The research operates as part of the investigation that the interdisciplinary Laboratory of the Polytechnic of Bari, “Cultural Landscapes Analysis and Design”, has been conducting for several years in terms of the enhancement of the Cultural Landscapes. The method of Analysis & Design here applied, called Evolutive (Architectural) Design (EAD), and operates within the creation of specific models for the architectonic and spatial simulation of the territory. It is meant to show how, after the identification of some typologies of resources belonging to a specific territorial area, their value can be enhanced, interconnecting already existing resources on various levels or creating new ones.

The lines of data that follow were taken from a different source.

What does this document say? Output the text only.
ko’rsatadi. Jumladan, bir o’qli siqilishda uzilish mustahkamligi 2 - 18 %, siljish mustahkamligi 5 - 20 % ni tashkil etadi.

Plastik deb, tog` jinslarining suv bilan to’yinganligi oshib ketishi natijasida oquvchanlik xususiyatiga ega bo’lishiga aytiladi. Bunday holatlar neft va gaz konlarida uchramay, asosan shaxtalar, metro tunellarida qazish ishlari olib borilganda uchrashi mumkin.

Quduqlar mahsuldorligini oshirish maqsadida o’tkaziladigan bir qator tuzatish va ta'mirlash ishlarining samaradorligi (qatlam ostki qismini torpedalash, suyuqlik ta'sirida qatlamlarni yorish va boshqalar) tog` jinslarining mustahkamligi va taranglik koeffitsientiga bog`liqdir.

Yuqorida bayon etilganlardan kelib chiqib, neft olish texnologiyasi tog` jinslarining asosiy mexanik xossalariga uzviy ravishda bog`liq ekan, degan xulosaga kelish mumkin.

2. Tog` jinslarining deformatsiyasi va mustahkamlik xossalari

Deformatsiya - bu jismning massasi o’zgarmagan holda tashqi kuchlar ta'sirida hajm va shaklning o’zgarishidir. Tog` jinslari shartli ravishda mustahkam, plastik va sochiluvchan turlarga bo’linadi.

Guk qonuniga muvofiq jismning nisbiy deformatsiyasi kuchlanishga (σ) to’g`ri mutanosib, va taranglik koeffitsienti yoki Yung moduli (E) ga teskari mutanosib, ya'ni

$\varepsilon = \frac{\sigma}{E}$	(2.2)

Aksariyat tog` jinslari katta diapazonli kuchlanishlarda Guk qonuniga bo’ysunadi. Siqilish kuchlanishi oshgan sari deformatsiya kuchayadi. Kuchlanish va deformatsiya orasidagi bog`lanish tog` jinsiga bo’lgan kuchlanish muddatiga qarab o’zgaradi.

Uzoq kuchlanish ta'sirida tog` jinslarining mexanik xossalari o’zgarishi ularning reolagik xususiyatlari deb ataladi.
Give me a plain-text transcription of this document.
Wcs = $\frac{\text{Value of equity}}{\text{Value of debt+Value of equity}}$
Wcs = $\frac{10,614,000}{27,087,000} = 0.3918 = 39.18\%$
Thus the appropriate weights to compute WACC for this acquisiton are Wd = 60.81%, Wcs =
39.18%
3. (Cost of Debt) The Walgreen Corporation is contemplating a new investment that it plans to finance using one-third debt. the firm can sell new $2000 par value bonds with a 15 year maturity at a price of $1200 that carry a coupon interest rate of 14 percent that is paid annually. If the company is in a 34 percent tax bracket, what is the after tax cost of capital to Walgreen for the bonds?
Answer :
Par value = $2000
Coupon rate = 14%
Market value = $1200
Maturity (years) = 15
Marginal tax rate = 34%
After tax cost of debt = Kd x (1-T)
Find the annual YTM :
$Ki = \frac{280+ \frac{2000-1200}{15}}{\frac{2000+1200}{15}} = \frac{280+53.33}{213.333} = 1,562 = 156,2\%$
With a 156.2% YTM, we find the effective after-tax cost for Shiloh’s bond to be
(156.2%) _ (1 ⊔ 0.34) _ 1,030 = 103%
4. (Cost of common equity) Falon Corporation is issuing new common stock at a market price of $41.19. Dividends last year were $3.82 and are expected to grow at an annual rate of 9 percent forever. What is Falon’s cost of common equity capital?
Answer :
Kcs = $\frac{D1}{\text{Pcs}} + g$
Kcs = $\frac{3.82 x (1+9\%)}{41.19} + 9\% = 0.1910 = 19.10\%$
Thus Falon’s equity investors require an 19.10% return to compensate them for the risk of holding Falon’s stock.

The object of the present study is the network of the Apulian Aqueduct. A water duct among the most ancient ones in Europe, it has so far enabled the transport of drinking water to almost the entire Apulian territory, contextually becoming a “path stitching” of numerous typologies of “cultural landscapes”. This, traversing the majority of the regional territory, has started to intersect, almost without realising, an extraordinary range of historic, environmental and landscape resources. The essay attempts to demonstrate how the “aqueduct route”, attracting, sometimes in a disorganised way, a wide range of more or less complex settling phenomena (from parts of rural settlements to entire urban structures) and crossing sensitive points of the territory for specific technical reasons, has become, in fact, an anthropic corridor of extraordinary historic, cultural and environmental importance. Through the application of the EAD model, we intend to prove that the idea of a transformation of the “aqueduct route” into a cycling path, as proposed over the last years, is likely to be ineffective if the deep degree of connection with the various “cultural landscapes” which it traverses and contributes to define is not understood.